Test 1: Inserting Vertices
For this test, the IBM team used its own tool to generate 40,000,000 vertices, each of which had two properties. This data was saved into CSV files. The team then used their own driver to insert the vertices as quickly as possible into JanusGraph.

Scylla displayed nearly 35% higher throughput than HBase and almost 3X Cassandra’s throughput. As Ted Chang, Performance Engineer at IBM, explained, ”Scylla performed very well out of the box, we really didn’t have spend much time tuning it. We did spent quite a lot of time tuning the other two databases, but they still couldn’t come close to Scylla.”

“Once you get to 400 concurrent users, it really looks like Scylla is the only choice.”

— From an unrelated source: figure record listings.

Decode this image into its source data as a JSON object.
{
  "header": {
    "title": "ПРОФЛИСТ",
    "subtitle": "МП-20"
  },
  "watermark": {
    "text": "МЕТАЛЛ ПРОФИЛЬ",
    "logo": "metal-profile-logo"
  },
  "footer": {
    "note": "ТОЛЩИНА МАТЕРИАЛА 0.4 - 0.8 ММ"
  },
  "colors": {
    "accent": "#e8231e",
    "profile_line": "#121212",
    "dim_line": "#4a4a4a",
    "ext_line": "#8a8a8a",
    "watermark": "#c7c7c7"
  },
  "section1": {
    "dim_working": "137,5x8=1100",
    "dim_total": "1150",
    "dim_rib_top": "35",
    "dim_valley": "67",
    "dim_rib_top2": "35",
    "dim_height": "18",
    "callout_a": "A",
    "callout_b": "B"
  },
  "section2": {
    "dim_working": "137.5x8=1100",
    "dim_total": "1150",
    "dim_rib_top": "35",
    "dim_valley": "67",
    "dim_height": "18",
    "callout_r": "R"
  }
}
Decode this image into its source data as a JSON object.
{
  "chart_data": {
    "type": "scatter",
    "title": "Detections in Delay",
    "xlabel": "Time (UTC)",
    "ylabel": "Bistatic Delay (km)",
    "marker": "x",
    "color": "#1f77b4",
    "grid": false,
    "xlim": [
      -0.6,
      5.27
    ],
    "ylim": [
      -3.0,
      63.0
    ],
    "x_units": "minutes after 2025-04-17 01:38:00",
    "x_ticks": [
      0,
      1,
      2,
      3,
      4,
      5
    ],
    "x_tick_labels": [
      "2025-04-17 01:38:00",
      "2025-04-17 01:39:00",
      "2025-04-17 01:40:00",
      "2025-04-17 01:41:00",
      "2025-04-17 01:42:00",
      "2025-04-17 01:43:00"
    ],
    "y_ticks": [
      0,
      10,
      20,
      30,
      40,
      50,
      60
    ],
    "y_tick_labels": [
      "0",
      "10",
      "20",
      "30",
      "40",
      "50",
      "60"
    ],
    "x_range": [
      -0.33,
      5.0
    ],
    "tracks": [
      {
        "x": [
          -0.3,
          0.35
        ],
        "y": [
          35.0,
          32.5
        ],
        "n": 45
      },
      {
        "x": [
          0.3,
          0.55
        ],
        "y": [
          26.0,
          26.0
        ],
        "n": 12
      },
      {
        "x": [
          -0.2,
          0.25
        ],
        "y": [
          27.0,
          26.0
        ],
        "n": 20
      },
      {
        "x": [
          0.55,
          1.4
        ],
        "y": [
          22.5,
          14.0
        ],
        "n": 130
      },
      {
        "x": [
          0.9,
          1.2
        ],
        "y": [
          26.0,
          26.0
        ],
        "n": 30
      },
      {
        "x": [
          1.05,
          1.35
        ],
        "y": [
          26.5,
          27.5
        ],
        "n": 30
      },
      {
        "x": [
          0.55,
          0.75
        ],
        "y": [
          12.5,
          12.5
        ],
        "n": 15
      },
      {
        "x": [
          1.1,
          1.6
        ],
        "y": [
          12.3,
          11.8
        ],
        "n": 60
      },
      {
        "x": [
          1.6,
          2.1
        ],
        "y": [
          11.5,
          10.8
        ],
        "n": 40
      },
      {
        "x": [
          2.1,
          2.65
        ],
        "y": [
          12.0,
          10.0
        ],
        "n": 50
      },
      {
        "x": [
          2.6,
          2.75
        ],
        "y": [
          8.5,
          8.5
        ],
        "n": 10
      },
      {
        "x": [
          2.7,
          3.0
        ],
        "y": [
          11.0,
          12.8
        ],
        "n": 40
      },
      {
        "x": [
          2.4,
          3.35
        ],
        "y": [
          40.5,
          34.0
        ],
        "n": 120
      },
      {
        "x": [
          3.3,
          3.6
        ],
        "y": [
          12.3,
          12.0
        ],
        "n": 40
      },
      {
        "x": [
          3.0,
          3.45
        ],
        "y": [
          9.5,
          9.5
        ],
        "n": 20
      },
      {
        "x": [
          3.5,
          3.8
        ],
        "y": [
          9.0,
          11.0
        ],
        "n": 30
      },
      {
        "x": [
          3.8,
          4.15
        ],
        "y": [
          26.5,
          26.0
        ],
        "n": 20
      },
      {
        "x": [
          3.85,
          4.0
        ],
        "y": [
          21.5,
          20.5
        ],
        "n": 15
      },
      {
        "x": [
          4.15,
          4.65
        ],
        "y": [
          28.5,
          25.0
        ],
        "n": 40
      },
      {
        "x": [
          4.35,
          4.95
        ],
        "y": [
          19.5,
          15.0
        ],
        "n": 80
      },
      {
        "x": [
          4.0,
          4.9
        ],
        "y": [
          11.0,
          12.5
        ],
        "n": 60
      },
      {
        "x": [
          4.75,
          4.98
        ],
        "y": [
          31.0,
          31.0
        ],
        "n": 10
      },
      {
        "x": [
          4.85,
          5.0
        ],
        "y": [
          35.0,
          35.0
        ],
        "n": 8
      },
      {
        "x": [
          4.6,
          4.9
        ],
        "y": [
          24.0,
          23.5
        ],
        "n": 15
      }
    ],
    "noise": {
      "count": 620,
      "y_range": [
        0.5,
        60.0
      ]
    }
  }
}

Chin Huang, Software Engineer, IBM

Test 2: Inserting Edges
In the second test scenario, the team randomly picked 30,000,000 pairs of vertices and entered 30,000,000 edges into it. Each edge had one property. Again, this data was saved to CSV files and the edges were imported as quickly as possible into JanusGraph.

Once again, Scylla far outpaced the other two databases. Scylla’s throughput was 160% better than HBase and more than 4X that of Cassandra.

Test 3: Query Performance
Here the purpose was to simulate a real-life application. The team wanted to see under the real use of a complex query the number of transactions per second each database could handle in their 3-node configuration.

And once again Scylla came out heads and shoulders above HBase and Cassandra. At high volumes, Scylla performed 72% better than Cassandra and nearly 150% better than HBase.

The team also measured latency in order to see how well the databases could meet SLAs. At higher traffic volumes, Scylla’s latency was roughly half that of Cassandra and almost a third of HBase. As Chin Huang, Software Engineer at IBM, expressed, “once you get to 400 concurrent users, it really looks like Scylla is the only choice.”

Lessons Learned

The IBM team learned quite a lot from their performance tests. In addition to its performance advantages, Scylla was also the easiest database to cluster, especially when adding multiple nodes to a cluster. They were also very pleased to see Scylla’s self-tuning capabilities, load balancing and its ability to fully utilize the available system resources. Lastly, their test environments confirmed that Scylla works with existing Cassandra utility clients.